Odair Martins; abaixo os 'coronéis' Delcides Esteves, Clóvis Martins e José Cadamuro. |
O
terror de toda uma região - Dioguinho (Odair Martins) inicia sua
vida de crimes assassinando O Coronel Mário (Sílvio N. Franco), um homem que se
aproveitara da irmã de Diogo. Vivia-se ainda sob o império de Pedro II que
estava com os dias contados e quem ainda mandava nas regiões eram os coronéis,
abastados fazendeiros que para impor suas vontades mandavam matar caso achassem
necessário. Pouco a pouco Dioguinho se tornou conhecido pelos lados de São
Simão e seu nome incutia terror nas pessoas simples ao mesmo tempo que
significava confiança dos coronéis que o contratavam para cometer assassinatos.
O Coronel Cirino (Delcides Esteves) queria ver o Professor Custódio (Alexandre
Vieira) namorado da filha (Cristiane Santos) morto; o Coronel Pedrosa (José
Cadamuro) pretendia se livrar de um escravo que liderava uma sublevação; o
Coronel Ferreira (Clóvis Martins) tencionava dar sumiço no atrevido Marciliano ‘Fogueteiro’
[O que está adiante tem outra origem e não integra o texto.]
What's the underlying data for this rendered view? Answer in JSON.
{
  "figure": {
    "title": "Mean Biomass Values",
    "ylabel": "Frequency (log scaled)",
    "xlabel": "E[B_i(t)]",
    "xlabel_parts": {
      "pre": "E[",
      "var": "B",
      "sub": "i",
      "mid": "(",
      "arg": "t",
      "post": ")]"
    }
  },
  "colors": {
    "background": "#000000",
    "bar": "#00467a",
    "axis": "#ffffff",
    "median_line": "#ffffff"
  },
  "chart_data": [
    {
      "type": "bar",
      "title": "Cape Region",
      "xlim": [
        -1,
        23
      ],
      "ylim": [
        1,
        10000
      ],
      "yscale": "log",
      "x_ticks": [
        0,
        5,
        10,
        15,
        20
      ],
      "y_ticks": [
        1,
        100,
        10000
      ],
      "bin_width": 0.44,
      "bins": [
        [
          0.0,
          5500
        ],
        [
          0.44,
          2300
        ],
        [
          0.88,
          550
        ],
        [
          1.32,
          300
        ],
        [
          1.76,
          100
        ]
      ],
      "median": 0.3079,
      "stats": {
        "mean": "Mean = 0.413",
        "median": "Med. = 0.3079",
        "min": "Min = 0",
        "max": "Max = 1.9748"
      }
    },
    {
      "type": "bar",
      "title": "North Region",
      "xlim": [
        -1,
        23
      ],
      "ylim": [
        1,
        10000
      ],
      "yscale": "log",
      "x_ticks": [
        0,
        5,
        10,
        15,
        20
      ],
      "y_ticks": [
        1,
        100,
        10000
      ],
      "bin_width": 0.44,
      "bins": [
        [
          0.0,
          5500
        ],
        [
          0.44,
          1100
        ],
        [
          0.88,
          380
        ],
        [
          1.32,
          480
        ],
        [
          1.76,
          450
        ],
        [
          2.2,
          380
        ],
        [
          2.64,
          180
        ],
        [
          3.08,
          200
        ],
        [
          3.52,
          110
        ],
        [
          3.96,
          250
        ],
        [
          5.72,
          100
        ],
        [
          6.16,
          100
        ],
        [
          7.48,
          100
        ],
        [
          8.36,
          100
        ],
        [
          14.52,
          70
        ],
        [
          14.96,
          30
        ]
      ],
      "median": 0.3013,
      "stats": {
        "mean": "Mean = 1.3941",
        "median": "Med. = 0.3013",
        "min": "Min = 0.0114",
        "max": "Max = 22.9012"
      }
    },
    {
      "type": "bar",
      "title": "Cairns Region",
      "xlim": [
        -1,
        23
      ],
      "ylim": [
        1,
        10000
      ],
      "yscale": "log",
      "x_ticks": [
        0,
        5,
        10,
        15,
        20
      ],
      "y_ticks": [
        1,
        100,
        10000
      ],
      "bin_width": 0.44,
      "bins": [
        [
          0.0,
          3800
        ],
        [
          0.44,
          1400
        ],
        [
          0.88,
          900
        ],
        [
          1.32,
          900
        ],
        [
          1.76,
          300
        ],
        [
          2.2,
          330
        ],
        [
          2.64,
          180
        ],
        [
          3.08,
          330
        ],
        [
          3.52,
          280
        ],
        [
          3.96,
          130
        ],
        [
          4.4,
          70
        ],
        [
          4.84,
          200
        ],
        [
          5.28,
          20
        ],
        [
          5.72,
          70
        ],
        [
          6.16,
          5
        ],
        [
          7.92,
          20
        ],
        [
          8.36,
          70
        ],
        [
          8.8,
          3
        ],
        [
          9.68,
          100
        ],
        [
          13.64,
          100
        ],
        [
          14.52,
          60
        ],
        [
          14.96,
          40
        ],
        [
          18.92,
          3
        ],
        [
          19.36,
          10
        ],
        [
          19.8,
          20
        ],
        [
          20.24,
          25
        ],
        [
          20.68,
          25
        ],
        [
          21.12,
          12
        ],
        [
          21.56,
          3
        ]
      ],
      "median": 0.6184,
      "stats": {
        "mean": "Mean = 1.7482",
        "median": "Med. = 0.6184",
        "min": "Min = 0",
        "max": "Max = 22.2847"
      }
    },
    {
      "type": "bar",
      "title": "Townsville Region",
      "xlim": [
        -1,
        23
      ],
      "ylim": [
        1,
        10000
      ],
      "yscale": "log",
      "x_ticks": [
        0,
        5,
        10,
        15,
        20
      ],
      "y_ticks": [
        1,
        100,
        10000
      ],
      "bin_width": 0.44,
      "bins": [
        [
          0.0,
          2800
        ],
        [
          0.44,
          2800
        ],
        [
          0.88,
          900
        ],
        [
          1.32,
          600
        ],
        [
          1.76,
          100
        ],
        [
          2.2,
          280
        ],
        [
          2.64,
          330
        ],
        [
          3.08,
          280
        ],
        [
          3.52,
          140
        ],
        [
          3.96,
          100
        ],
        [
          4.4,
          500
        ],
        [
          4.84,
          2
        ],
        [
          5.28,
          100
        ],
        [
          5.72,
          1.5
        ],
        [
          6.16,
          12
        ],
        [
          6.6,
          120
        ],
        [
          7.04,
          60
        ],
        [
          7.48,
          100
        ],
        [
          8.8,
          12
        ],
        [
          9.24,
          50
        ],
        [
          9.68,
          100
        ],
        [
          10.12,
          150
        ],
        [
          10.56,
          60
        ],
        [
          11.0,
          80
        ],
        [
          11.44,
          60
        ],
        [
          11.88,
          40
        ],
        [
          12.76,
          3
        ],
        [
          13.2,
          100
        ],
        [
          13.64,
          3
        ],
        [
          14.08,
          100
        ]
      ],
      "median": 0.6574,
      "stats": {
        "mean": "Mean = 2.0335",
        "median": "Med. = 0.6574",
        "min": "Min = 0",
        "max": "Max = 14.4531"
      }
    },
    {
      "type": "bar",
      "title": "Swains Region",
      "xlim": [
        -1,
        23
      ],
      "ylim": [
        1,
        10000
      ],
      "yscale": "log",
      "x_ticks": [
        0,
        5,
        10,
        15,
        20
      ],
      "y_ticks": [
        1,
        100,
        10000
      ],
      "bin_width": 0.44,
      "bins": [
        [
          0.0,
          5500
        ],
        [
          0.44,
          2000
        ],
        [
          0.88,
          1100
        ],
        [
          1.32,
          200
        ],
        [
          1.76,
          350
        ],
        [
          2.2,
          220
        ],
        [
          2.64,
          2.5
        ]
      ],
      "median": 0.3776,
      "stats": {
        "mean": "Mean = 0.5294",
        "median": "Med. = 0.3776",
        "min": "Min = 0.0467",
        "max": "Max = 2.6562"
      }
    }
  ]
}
(Roberto Vicentini), que visitava Balbina (Rosana Esteves), mulher que por sua
vez era amante do Coronel Ferreira. Um a um todos os assassinatos encomendados
foram cumpridos e executados os desafetos dos coronéis. Dioguinho se fazia
acompanhar nas emboscadas por seu irmão João (Marcos Júnior). Dioguinho não só
matou o ‘Fogueteiro’ como completou o serviço dando uma lição em Balbina,
marcando-lhe o rosto com um punhal. Balbina vai a São Paulo e consegue
audiência como o Presidente (do Estado) Campos Salles (José Flávio Mantoani),
relatando os acontecimentos. O Presidente reúne sua assessoria e uma
força-tarefa é montada para capturar Dioguinho que, orientado pelos coronéis, resolve se esconder sendo no entanto localizado. Cercados, Dioguinho e seu irmão João,
tentam fugir por um rio, sendo alvejados. João morre dentro do barco e
Dioguinho atingido cai no rio desaparecendo.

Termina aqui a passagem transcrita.